Não queria comentar a atitude insana e absolutamente anti-esportiva do Zidane ontem, na prorrogação do jogo decisivo da Copa do Mundo 2006, porque todos os jornais do mundo já disseram tudo sobre o tema. Claro que o Le Monde insiste que o jogador francês deve ter sido muito provocado para reagir assim – não vejo que provocação seria justificável – e que houve violação ao regulamento, que não prevê o auxílio da imagem televisiva para esclarecer impasses – o quarto árbitro foi o único a ver o incidente e solicitou a reprise para que o árbitro principal pudesse decidir pela expulsão do jogador. Na Blogosfera, este também é o assunto do dia.
O que me leva a criar esta entrada é apenas o desejo de externar minha profunda indignação contra a decisão da FIFA de, ignorando completamente a conduta violenta, indigna e injustificável de Zidane, conceder-lhe o título de melhor jogador da Copa 2006.
Sim, o cara jogou um bolão. Foi o responsável por vários dos lances mais bonitos da Copa. No jogo contra o Brasil, eu estava quase apaludindo os dribles do Zidane em cima da nossa apática seleção.
Só que, no meu entendimento, um evento esportivo mundial deve celebrar, acima de tudo, a integração dos povos e a tolerância entre as pessoas. Não é justamente por isso que a FIFA decidiu, este ano, promover uma campanha contra o racismo, por meio de textos lidos pelos jogadores antes do início das partidas?
Copa do Mundo não é Olimpíadas, mas é do senso comum entender que o espírito olímpico deve estar presente: a competitividade saudável, a colaboração mútua, o respeito a valores tidos por universais – honestidade, cooperação e, acima de todos os outros, paz. A cabeçada do Zidane é a antítese de tudo isso. Registrou-se um dos momentos mais tristes do esporte mundial. Foi deprimente, e confesso que fiquei mesmo com pena do Zidane, pelo fecho melancólico que ele próprio criou para sua carreira brilhante. Por mais que se lamente, no entanto, é tremendamente injusto premiar um jogador após cometer tamanha agressão. É passar ao mundo a mensagem “tudo bem, o que o Zidane fez não foi nada de mais”, quando foi, sim. É referendar um comportamento intolerável vindo de qualquer pessoa e, especialmente, de um esportista de alto nível, cuja imagem influencia milhares de fãs.

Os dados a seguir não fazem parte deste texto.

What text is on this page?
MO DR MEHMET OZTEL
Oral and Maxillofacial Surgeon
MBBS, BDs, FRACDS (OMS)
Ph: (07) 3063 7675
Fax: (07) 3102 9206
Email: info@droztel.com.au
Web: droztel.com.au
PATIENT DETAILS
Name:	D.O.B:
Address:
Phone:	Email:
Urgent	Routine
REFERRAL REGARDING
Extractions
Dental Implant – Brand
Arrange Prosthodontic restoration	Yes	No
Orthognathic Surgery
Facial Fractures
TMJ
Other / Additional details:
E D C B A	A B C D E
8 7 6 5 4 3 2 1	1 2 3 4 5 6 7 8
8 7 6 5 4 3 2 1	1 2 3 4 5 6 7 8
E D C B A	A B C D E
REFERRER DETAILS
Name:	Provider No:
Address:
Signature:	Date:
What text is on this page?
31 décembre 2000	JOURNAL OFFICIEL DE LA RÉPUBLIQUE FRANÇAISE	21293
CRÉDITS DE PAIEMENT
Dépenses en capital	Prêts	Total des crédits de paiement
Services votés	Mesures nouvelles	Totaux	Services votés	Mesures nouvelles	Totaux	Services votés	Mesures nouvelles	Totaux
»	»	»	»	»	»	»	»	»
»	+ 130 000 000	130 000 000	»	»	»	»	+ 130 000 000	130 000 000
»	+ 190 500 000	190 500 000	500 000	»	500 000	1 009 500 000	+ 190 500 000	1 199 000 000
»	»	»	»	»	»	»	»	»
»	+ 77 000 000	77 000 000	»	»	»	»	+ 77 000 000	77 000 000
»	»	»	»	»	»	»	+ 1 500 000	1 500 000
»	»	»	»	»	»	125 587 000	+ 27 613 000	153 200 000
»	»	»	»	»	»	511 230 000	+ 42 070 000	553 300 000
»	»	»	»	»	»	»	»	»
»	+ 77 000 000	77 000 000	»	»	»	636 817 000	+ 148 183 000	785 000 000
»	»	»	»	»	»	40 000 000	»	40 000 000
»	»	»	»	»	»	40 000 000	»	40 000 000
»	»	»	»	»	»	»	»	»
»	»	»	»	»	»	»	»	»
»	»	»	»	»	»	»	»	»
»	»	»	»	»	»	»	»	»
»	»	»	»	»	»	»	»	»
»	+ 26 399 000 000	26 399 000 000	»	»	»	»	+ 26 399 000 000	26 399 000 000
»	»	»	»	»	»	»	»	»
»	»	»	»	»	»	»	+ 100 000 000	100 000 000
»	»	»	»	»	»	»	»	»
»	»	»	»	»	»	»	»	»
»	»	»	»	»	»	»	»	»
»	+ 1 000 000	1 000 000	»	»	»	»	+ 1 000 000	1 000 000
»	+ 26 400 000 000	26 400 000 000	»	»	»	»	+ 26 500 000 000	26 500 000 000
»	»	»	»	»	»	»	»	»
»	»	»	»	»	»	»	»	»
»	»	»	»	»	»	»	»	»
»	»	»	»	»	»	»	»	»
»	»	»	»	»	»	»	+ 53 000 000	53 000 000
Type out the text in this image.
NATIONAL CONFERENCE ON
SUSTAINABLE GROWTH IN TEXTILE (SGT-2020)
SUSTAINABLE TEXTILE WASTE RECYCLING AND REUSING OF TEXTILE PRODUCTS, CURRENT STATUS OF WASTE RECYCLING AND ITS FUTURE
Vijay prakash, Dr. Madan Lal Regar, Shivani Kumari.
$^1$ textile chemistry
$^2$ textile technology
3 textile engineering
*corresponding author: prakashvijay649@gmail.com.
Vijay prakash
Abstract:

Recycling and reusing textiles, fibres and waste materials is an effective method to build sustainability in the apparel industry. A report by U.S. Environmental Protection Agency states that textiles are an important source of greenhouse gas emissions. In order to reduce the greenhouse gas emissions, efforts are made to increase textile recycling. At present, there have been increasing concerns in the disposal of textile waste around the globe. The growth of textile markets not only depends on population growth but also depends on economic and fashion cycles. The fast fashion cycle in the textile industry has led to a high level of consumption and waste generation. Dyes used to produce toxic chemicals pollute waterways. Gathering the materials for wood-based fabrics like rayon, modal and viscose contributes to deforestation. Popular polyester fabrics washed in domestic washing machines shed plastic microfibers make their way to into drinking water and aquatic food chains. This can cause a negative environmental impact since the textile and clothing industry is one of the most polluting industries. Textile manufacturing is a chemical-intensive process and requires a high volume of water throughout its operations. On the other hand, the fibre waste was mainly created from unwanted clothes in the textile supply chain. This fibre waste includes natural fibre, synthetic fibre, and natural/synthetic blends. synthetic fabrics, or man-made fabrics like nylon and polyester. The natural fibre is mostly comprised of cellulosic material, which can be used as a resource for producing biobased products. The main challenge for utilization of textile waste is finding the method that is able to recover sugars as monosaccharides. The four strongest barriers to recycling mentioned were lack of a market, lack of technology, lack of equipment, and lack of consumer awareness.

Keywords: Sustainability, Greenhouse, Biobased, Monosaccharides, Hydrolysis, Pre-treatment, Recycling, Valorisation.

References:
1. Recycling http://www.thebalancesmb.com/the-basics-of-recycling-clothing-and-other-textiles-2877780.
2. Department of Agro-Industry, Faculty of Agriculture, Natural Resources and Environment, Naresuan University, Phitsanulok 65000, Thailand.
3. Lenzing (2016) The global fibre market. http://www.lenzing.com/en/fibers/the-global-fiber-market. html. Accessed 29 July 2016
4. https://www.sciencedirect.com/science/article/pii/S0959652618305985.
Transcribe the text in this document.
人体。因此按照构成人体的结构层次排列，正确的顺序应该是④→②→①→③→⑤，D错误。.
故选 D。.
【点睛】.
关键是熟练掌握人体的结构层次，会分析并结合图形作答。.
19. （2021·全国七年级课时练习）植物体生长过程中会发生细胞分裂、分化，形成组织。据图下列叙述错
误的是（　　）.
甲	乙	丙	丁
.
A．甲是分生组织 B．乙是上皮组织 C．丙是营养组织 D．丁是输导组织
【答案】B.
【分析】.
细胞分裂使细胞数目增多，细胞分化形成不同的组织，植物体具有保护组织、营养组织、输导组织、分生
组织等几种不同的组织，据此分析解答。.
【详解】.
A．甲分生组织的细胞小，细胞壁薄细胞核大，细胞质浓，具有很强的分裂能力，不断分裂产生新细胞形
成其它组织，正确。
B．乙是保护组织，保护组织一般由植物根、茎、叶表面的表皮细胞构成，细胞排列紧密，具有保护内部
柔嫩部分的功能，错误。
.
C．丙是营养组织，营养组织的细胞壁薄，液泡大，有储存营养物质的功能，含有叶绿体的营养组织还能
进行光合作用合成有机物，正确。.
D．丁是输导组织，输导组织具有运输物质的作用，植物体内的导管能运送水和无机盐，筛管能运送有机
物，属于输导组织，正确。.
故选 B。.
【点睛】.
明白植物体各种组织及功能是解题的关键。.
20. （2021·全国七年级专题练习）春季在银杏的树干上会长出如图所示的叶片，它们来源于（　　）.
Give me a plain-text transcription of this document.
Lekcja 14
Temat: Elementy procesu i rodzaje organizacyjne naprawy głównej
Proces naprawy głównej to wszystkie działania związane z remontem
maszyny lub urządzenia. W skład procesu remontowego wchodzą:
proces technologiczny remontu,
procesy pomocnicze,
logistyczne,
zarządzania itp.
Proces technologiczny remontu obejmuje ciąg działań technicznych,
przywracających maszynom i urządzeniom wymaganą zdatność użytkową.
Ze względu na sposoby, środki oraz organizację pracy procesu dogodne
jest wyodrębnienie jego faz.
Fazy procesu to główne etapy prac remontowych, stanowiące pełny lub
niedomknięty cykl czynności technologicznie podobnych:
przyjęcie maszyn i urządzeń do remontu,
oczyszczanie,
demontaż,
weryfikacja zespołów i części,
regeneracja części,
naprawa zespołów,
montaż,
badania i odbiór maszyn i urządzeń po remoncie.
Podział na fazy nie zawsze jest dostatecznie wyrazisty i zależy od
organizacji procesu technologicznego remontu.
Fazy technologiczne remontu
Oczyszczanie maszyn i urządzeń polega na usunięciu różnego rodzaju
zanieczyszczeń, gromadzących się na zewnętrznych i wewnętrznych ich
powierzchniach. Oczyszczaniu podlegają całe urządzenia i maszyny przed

Não se diga que ele foi magnífico durante a Copa inteira e que esta foi só uma escorregadela. Um só ato indigno deveria ser o suficiente para diferenciar Zidane de jogadores como Cannavaro e Pirlo que, além de mostrarem um bom futebol, agiram com respeito e esportividade.
Há tempos, uma empresa veiculou uma propaganda falando da importância que um segundo pode ter numa vida. A cabeçada do Zidane é um típico exemplo disso. Aparentemente, porém, os valores andam tão esquecidos que nada mais realmente conta.
Parabéns à Itália pelo tetracampeonato. A França jogou melhor até a saída do seu craque, é verdade, ficando completamente desnorteada depois (mais um fato que deve estar pesando na consciência de Zidane agora). Não foi capaz, entretanto, de converter sua supremacia num gol decisivo. A Itália fez uma campanha bonita e saiu de um jejum de 24 anos, espantando o fantasma de 1994, quando perdeu a Copa para o Brasil, também numa decisão por pênaltis. Agora temos, novamente, uma seleção na nossa cola em número de títulos mundiais.